If an officer were to give most toads a sobriety test, they would horribly fail at walking er... hopping the line. But researchers have found that initial waves of invasive toads in Australia would pass in leaps and bounds, wandering in remarkably straight lines to cover more ground and invade faster.
Rick Shine from the University of Sydney says that most toads don't hop straight. Instead, to get from one place or another faster, they have to hop more frequently, or travel further with each leap.
However, that can be exhausting, and they seem to be ignoring a very simple rule.
"The best way to cover more distance with a given amount of time and effort is to go in a straight line," Shine recently told New Scientist.
That might be why Cane toads in Australia were jumping in much straighter paths when their invasion of the continent began to accelerate, according to a new study published in the journal Proceedings of the Royal Society B.
Shine and his colleagues reportedly looked over a decade of tracked Cane toad movement along Australia's north coast, since they were first introduced to Queensland to help control insect populations. Like the American bullfrog in US waters, the toad has proven too hearty and ravenous, out-eating and out-breeding other native amphibians. It's also toxic to many predators.
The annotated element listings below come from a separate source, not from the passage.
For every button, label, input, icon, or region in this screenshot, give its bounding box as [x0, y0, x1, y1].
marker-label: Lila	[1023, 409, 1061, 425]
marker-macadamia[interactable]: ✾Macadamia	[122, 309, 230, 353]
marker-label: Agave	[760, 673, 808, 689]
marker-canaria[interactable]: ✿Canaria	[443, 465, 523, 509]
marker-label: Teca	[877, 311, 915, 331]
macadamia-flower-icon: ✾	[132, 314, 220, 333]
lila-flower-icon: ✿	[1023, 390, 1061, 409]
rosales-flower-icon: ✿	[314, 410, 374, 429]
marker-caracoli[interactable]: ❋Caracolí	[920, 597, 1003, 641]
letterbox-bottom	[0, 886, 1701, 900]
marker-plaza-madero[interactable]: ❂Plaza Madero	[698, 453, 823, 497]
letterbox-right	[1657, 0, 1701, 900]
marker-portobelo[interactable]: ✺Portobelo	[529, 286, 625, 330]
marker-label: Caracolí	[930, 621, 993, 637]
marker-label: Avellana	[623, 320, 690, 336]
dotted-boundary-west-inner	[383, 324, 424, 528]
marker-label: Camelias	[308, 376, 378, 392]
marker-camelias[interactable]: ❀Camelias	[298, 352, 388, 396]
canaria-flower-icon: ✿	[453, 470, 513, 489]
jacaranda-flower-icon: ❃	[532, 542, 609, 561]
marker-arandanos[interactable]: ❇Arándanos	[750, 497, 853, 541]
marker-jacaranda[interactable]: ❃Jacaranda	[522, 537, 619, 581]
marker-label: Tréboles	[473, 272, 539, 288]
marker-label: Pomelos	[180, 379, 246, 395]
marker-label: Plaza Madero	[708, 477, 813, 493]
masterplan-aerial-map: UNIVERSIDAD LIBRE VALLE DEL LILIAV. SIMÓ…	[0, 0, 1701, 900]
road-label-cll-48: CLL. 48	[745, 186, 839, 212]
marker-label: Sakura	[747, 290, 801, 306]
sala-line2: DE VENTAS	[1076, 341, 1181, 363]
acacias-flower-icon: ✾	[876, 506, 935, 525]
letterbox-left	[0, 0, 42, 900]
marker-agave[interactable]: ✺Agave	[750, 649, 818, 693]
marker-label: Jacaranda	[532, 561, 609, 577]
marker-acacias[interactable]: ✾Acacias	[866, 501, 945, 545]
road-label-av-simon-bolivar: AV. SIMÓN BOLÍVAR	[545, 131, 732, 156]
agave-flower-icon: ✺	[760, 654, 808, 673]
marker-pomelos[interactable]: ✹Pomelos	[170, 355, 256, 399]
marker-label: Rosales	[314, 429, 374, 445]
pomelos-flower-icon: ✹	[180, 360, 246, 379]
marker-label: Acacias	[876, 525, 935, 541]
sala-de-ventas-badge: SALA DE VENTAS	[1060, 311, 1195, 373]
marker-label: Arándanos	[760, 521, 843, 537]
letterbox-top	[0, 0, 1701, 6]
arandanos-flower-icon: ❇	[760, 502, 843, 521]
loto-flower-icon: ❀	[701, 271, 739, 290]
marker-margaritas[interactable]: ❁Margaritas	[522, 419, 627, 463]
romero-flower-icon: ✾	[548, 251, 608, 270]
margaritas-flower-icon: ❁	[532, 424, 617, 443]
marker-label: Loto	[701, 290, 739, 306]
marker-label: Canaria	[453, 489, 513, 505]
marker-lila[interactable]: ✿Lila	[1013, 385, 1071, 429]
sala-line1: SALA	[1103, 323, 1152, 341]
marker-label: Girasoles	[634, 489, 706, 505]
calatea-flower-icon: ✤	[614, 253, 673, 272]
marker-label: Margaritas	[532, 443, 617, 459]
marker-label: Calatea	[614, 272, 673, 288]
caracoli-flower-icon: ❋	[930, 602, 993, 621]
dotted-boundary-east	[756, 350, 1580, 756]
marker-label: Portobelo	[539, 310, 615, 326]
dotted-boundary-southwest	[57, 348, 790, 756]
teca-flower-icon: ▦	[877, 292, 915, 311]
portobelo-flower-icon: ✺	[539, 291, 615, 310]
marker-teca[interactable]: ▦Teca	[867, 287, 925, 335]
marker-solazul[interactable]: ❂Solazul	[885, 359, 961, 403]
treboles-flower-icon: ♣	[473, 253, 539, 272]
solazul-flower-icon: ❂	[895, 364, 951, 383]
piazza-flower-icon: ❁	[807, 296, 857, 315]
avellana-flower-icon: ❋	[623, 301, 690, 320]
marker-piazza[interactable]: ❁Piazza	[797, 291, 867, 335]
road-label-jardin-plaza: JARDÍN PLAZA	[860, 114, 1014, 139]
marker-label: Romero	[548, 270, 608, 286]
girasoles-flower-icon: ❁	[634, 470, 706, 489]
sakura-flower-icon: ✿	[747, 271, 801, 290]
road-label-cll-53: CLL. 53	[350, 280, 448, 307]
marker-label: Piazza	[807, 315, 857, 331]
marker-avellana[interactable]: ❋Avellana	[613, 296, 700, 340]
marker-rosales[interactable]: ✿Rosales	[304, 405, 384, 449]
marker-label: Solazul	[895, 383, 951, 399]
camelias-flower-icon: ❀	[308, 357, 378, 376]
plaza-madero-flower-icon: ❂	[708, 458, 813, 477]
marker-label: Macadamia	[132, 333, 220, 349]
Interestingly, the vanguard invaders seemed to be traveling in straight lines day after day. They covered more ground this way, making for a very aggressive invasion. As the invasion has slowed down, however, the toads' aim seems to have shifted, and it is more apparent that they are hopping in less directional paths.
In a breeding and field experiment of 129 toad offspring, the researchers found that hopping in straight lines is a genetic trait, inheritable from straight-hopping parents. Parents at the front of the invasion would continue to breed straight-line hoppers that would trail-blaze ahead. In the back of the invasion, frogs more likely to wander in more random directions would then help fill out and populate what has been claimed.
Still, the authors are quick to point out that a specific gene has not been identified, and this has so far only been seen in one species of invaders. More work will be needed to confirm their theories.